N.Y. EXEC. LAW § 296(1)(A). That statute also makes it an unlawful
employment practice, "for an employer to compel an employee who us
pregnant to take a leave of absence, unless the employee is prevented by
such pregnancy from performing the activities involved in the job or
occupation in a reasonable manner." N.Y. EXEC. LAW § 296(1)(g). The
Court notes that the elements of Title VII and New York Discrimination
Law claims are virtually identical. See, Clark v. New York State Electric
and Gas Corp., 67 F. Supp.2d 63 (N.D.N Y 1999).
Defendants' motion against the original complaint was predicated on the
argument that plaintiff had set forth no facts which would entitle her to
relief under the Family and Medical Leave Act, which is encompassed by
the third, fourth, and fifth causes of action in the original and amended
complaints. Defendants argue in their memorandum of law, at 2, that
plaintiff was not terminated for the leave she took in 1997. If defendants
made a similar claim with regard to the amended complaint, the Court
would agree that even plaintiff's amended complaint does not allege a
violation based on her 1997 pregnancy and leave.
Defendants also contended that plaintiff did not allege in her
complaint that she took or requested Family Medical Leave Act leave
between 1997 and 2000. Defendants argue, therefore, that plaintiff has
made no claim that she was terminated in retaliation for the exercise of
In sum, there is simply no claim that plaintiff
engaged in any activity giving rise to protection of
the FMLA . . . plaintiff
does not allege that she
was denied FMLA leave, nor does she allege that she
was terminated after notifying defendants of a
future scheduled leave. Thus, the complaint is
legally insufficient to establish a prima facie
Defendants' Memorandum of Law at 2.
Plaintiff responded to defendants' arguments by stating in paragraph 34
of her amended complaint that, "plaintiff gave Rochester Manpower, Inc.
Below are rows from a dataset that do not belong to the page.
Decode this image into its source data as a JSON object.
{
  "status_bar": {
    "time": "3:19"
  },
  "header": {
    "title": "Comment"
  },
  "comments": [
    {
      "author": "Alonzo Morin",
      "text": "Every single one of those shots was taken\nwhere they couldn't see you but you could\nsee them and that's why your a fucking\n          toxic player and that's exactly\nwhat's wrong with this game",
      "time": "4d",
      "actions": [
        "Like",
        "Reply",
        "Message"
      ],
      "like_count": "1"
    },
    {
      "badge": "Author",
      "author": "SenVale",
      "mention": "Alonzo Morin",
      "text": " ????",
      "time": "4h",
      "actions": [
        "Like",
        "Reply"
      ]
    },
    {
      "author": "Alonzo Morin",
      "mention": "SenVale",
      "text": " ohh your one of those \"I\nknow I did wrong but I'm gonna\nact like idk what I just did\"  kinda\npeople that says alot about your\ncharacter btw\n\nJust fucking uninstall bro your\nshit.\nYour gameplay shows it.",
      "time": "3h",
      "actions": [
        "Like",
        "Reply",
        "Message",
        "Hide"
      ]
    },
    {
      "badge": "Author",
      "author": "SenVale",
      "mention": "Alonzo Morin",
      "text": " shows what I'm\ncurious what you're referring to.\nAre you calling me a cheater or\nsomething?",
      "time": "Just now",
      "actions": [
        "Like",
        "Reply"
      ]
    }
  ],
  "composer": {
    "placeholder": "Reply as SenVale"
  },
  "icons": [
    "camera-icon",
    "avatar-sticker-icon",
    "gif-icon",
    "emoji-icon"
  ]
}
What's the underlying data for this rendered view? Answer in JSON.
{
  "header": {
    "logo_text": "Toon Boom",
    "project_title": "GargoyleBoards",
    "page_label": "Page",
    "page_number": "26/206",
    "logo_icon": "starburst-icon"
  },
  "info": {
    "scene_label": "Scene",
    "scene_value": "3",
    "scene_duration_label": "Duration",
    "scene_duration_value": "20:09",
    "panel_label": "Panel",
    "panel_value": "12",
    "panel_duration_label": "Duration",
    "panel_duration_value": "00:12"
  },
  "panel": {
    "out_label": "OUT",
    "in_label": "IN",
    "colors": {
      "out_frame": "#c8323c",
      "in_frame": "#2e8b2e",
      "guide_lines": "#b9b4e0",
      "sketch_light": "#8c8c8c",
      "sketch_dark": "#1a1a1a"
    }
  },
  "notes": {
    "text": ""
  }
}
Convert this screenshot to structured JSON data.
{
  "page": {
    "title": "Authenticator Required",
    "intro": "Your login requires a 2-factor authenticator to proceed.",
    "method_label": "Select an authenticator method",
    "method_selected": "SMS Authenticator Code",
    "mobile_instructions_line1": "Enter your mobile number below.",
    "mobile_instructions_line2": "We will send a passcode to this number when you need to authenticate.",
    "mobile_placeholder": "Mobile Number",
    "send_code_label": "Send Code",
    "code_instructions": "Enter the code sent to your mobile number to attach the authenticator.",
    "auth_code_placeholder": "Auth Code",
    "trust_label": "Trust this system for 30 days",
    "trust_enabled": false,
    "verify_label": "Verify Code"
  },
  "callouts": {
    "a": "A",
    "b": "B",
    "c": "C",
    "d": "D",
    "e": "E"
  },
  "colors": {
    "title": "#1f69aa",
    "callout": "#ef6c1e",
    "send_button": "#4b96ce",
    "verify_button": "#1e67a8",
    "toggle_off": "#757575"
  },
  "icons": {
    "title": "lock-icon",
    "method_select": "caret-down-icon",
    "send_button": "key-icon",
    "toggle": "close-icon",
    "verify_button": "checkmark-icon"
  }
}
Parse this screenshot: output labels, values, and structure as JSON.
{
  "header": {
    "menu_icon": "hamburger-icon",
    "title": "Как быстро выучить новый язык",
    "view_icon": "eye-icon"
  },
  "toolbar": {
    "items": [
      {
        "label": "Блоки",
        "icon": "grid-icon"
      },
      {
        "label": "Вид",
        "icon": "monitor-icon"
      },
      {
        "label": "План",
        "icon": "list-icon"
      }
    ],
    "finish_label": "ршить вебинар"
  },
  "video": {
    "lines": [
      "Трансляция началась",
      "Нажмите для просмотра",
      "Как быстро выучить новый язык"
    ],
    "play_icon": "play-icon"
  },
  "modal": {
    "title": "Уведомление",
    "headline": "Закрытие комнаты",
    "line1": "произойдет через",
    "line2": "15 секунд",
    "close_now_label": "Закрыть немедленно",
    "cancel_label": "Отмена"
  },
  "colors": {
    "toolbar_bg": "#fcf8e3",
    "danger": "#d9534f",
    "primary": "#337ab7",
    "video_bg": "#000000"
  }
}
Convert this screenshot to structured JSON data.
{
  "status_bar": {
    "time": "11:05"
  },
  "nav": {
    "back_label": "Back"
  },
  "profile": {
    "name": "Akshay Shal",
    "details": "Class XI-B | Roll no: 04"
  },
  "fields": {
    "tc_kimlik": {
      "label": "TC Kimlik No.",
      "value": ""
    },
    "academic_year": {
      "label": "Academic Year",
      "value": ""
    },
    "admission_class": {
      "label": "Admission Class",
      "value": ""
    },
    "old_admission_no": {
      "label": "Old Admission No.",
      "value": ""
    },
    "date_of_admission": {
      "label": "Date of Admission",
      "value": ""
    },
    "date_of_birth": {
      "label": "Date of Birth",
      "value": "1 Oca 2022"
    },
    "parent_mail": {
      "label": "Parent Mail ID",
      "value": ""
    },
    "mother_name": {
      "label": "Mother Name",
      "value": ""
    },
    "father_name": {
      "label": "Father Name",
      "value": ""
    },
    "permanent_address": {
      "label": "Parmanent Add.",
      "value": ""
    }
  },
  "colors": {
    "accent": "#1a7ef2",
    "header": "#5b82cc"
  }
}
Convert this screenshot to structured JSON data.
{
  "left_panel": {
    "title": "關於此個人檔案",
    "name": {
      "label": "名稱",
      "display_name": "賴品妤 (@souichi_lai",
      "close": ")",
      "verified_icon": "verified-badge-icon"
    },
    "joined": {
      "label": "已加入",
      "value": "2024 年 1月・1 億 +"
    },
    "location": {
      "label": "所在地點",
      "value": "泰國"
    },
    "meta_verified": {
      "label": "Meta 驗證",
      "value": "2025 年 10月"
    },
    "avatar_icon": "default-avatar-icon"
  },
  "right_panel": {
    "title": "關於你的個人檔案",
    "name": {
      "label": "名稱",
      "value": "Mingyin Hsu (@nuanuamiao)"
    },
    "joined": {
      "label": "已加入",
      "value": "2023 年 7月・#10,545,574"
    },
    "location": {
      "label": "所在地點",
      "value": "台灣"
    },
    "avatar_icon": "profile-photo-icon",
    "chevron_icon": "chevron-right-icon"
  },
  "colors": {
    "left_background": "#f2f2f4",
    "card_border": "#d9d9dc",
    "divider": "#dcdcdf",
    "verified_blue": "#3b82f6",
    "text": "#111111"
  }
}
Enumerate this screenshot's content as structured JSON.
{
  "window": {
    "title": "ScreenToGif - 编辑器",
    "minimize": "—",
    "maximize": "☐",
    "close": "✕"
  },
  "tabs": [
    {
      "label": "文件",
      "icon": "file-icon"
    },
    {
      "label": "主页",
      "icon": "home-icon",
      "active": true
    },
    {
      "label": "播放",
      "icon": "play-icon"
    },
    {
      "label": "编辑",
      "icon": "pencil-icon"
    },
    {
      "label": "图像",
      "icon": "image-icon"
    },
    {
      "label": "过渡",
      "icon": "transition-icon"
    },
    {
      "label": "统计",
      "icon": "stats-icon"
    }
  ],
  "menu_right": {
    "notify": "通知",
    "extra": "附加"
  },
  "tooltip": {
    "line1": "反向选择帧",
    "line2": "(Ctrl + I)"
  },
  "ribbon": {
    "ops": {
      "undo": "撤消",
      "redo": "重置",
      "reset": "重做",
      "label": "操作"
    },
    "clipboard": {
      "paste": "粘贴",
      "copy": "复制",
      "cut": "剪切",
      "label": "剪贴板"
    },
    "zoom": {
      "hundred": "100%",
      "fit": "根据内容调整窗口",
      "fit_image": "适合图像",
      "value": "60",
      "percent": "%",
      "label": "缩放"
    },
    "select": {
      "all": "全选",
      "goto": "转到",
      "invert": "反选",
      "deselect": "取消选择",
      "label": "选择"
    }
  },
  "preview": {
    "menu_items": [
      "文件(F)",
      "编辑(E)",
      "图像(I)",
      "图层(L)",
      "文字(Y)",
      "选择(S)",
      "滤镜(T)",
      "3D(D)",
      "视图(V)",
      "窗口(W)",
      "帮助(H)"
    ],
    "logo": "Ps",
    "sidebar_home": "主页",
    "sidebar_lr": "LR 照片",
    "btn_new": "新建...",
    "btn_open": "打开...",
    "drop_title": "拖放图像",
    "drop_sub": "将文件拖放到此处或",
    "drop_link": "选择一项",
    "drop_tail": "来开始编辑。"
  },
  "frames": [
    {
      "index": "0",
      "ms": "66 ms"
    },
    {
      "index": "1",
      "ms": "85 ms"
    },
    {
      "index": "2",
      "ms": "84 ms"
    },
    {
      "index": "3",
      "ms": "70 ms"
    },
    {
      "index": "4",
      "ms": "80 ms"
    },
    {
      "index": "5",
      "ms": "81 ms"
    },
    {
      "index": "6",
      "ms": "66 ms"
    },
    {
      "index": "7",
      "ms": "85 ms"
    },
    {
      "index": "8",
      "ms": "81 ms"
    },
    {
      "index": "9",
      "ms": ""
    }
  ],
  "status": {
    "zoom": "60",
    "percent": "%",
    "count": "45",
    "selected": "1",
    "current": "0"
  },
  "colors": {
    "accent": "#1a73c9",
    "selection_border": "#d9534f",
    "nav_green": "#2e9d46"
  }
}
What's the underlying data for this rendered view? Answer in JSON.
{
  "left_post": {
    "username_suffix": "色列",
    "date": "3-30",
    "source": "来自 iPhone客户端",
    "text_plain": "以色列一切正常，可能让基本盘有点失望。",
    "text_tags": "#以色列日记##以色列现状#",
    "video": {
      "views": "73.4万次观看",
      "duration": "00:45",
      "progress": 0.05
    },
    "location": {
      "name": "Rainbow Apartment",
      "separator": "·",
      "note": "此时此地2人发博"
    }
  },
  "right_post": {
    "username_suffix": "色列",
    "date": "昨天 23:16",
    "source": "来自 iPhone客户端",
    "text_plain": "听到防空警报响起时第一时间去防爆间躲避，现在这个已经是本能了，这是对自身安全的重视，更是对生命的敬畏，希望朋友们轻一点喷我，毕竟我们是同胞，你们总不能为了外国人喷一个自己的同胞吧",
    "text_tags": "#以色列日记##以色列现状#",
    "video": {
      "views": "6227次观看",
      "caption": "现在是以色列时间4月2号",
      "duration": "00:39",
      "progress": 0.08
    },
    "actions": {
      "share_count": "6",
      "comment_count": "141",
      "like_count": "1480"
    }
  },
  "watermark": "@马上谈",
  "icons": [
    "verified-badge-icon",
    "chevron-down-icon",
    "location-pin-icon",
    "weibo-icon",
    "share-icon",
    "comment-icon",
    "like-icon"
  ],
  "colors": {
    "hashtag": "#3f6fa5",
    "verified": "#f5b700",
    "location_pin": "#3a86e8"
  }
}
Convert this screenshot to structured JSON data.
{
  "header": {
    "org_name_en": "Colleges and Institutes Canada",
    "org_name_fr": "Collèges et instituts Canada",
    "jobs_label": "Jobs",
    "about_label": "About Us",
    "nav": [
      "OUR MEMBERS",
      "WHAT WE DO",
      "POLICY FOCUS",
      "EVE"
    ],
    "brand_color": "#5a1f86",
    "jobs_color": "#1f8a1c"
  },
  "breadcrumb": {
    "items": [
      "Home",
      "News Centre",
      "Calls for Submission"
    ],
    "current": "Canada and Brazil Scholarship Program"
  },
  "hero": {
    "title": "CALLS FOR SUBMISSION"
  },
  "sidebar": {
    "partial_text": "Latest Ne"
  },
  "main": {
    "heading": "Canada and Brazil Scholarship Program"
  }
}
approximately seven (7) months of notice of her intention to take
maternity leave." Thus, although plaintiff did not use the letters FMLA
or the words "Family Medical Leave Act," paragraph 34 of the amended
complaint does succinctly state that she gave notice of her intent to
take maternity leave. Maternity leave is one of the bases for leave under
the Family Medical Leave Act. See 29 U.S. Code § 2612(a)(1)(A). The
statute requires the employee to give not less than thirty days notice
before the date the leave is to begin of the employee's intention to take
leave under such sub-paragraph. 29 U.S. Code § 2612(e)(1). In the
regulations governing the Family Medical Leave Act, an employee
need not expressly assert rights under the FMLA or
even mention the FMLA, but may only state that leave
is needed for an expected birth, or adoption, for
example. The employer should inquire further of the
employee if it is necessary to have more information
about whether FMLA leave is being sought by the
employee and obtain the necessary details of the
leave to be taken.
29 C.F.R. § 825.302(c).
For the purposes of a motion to dismiss under the Rule 12(b)(6), the
Court would find that the amended complaint adequately states facts
supporting the causes of action which defendants sought to dismiss by
their motion to dismiss counts of the original complaint. Cf. Vicioso v.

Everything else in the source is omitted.